Il nostro Giuseppe si consolò molto nel sentire la voce del suo Dio
che gli parlò al cuore e gli manifestò quel tanto di cui egli lo
pregava, e subito ancora egli fece voto di verginità perpetua, e nel
farlo il suo cuore fu riempito di un grande giubilo e di
un'allegrezza inesplicabile, che Dio gli fece sentire per assicurarlo
maggiormente del gradimento che aveva del voto da lui fatto. Fu anche
elevato in altissima contemplazione e poi in dolcissima estasi nella
quale Dio gli manifestò i molti pregi della nobile virtù della
purezza, per la quale il Santo ne restò sempre più invaghito, e
molto consolato per il voto fatto; e rese affettuose grazie a Dio che
gliel'aveva ispirato e che si fosse degnato di accettare il voto con
tanto gradimento. Così se ne tornò alla sua piccola bottega tutto
consolato ed allegro; e la notte l'Angelo gli parlò di nuovo e
l'assicurò di come Dio aveva sommamente gradito il voto da lui fatto
ad imitazione della Santa Fanciulla Maria.
Comune
desiderio del Messia - Gli disse anche come la Santa Fanciulla
si struggeva tutta del desiderio della venuta del Messia e che ne
porgeva continue e calde suppliche al suo Dio; che a Dio erano molto
gradite le sue suppliche e che senza dubbio si sarebbe accelerata la
venuta del Messia al mondo per le preghiere della santa fanciulla, e
che anche lui l'avesse imitata in questo, per rendersi sempre più
gradito al suo Dio. Il Santo, svegliatosi, si alzò subito e si mise
a supplicare il suo Dio con più fervore che non facesse prima,
affinchè si fosse degnato di inviare presto al mondo il Messia
promesso, e dopo se ne andò al Tempio e qui si mise di nuovo a
pregare Dio per la suddetta venuta. Dopo una lunga preghiera lo
spirito di Giuseppe fu elevato in altissima contemplazione, dove gli
furono manifestati molti segreti divini circa le qualità e le virtù
che avrebbe avuto il Messia quando avrebbe dimorato fra gli uomini;
così il Santo rimase molto più acceso del desiderio di questa
venuta, bramando ardentemente di conoscerlo e di trattare con lui. Si
riconosceva però indegno di questo favore per la sua grande umiltà,
ma confidava molto nella bontà di Dio, che già sperimentava tanto
propizia verso di sè.
Angelo
di Paradiso - Con queste grazie che Dio faceva al Santo, e per
le preghiere che la Santa Fanciulla Maria faceva per lui, arrivò ad
uno stato di vita, che non sembrava più una creatura terrena, ma un
Angelo di Paradiso. La sua mente sempre assorta in Dio, il suo amore
verso Dio, sempre più ardente, il desiderio di dare gusto a Dio in
tutte le sue operazioni era molto acceso, e per lo più stava
estatico e tutto assorto in Dio, passando i giorni interi in continua
elevazione di mente, e buona parte della notte, scordandosi di
prendere il cibo, mentre per lo più si sentiva sazio per il gusto
che aveva di trattare e di trattenersi col suo Dio; e spesso
replicava: «Oh, Dio mio! e come dispensi a me, creatura miserabile,
tante grazie e favori? Come è grande la tua bontà verso di me! Come
sei generoso! Quanto sei fedele nelle tue promesse! Che cosa farò io
per te, mio Dio? Come potrò esserti riconoscente per tante grazie?

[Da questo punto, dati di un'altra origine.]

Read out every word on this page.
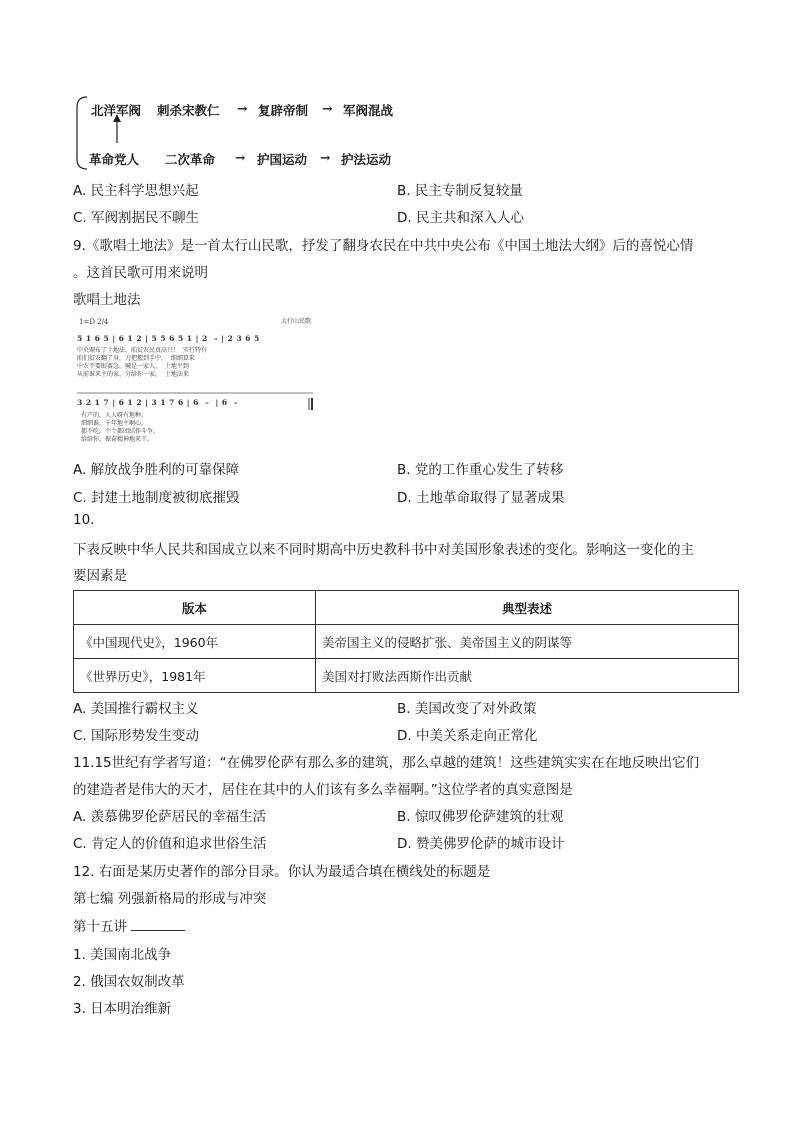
北洋军阀 刺杀宋教仁 → 复辟帝制 → 军阀混战
革命党人 二次革命 → 护国运动 → 护法运动
A. 民主科学思想兴起	B. 民主专制反复较量
C. 军阀割据民不聊生	D. 民主共和深入人心
9.《歌唱土地法》是一首太行山民歌，抒发了翻身农民在中共中央公布《中国土地法大纲》后的喜悦心情
。这首民歌可用来说明
歌唱土地法
1=D 2/4	太行山民歌
5 1 6 5 | 6 1 2 | 5 5 6 5 1 | 2  – | 2 3 6 5
中央颁布了土地法，咱贫农民真高兴！  实行特有
咱们贫农翻了身，刀把握到手中，  细细算来
中农不要眼赛急，喊是一家人，  土地平到
从前谁来主的家，分给你一家，  土地法来
3 2 1 7 | 6 1 2 | 3 1 7 6 | 6  –  | 6  –
有产的，人人呀有地种。
细细谁，千年地主啊心，
都不吃，个个都团结作斗争，
给给你，振奋精神地来干。
A. 解放战争胜利的可靠保障	B. 党的工作重心发生了转移
C. 封建土地制度被彻底摧毁	D. 土地革命取得了显著成果
10.
下表反映中华人民共和国成立以来不同时期高中历史教科书中对美国形象表述的变化。影响这一变化的主
要因素是
版本	典型表述
《中国现代史》，1960年	美帝国主义的侵略扩张、美帝国主义的阴谋等
《世界历史》，1981年	美国对打败法西斯作出贡献
A. 美国推行霸权主义	B. 美国改变了对外政策
C. 国际形势发生变动	D. 中美关系走向正常化
11.15世纪有学者写道：“在佛罗伦萨有那么多的建筑，那么卓越的建筑！这些建筑实实在在地反映出它们
的建造者是伟大的天才，居住在其中的人们该有多么幸福啊。”这位学者的真实意图是
A. 羡慕佛罗伦萨居民的幸福生活	B. 惊叹佛罗伦萨建筑的壮观
C. 肯定人的价值和追求世俗生活	D. 赞美佛罗伦萨的城市设计
12. 右面是某历史著作的部分目录。你认为最适合填在横线处的标题是
第七编 列强新格局的形成与冲突
第十五讲
1. 美国南北战争
2. 俄国农奴制改革
3. 日本明治维新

Per ora non ti posso offrire altro che tutto me stesso e la mia
servitù,che di buon cuore tutto a te sacrifico, e fa' di me ciò che
a te piace, mentre io sono prontissimo a sacrificarmi e spendermi
tutto nel tuo servizio».
Zelo
della gloria di Dio - Il Santo Giovane ardeva anche di un vivo
desiderio di fare molto per la gloria del suo Dio, ma si riconosceva
insufficiente, e di questo ne sentiva pena, perchè gli sembrava di
non potere effettuare il suo desiderio. Ma una notte l'Angelo gli
parlò e gli disse come sarebbe venuto il tempo in cui egli avrebbe
appagato il suo buon desiderio, perchè avrebbe operato molto per il
suo Dio e si sarebbe molto affaticato. Inteso questo, Giuseppe diede
in eccessi per la consolazione, per cui aspettava con desiderio che
arrivasse quel tempo, che chiamava tempo per lui felice. E di fatto
così fu, mentre sostenne molte fatiche per conservare la vita al
Verbo Incarnato, che alimentò con il lavoro delle sue mani; e
nonostante allora non sapesse in che cosa si sarebbe impiegato per il
suo Dio, tuttavia ne godeva molto e lo chiamava tempo per lui felice;
tanto era grande il desiderio che il Santo aveva di spendersi tutto
per il servizio del suo Dio.
Abbandono
in Dio - Viveva poi con una semplicità più che grande, e non
ricercò mai cosa alcuna delle promesse che l'Angelo gli aveva fatto,
e che non gli dichiarava mai, ed il Santo non si curò mai di saperle
aspettandole con una santa indifferenza; solo si applicava a pregare
Dio di dargli quel tanto che gli aveva fatto promettere dall'Angelo,
e questo lo faceva perchè sapeva che Dio voleva essere pregato.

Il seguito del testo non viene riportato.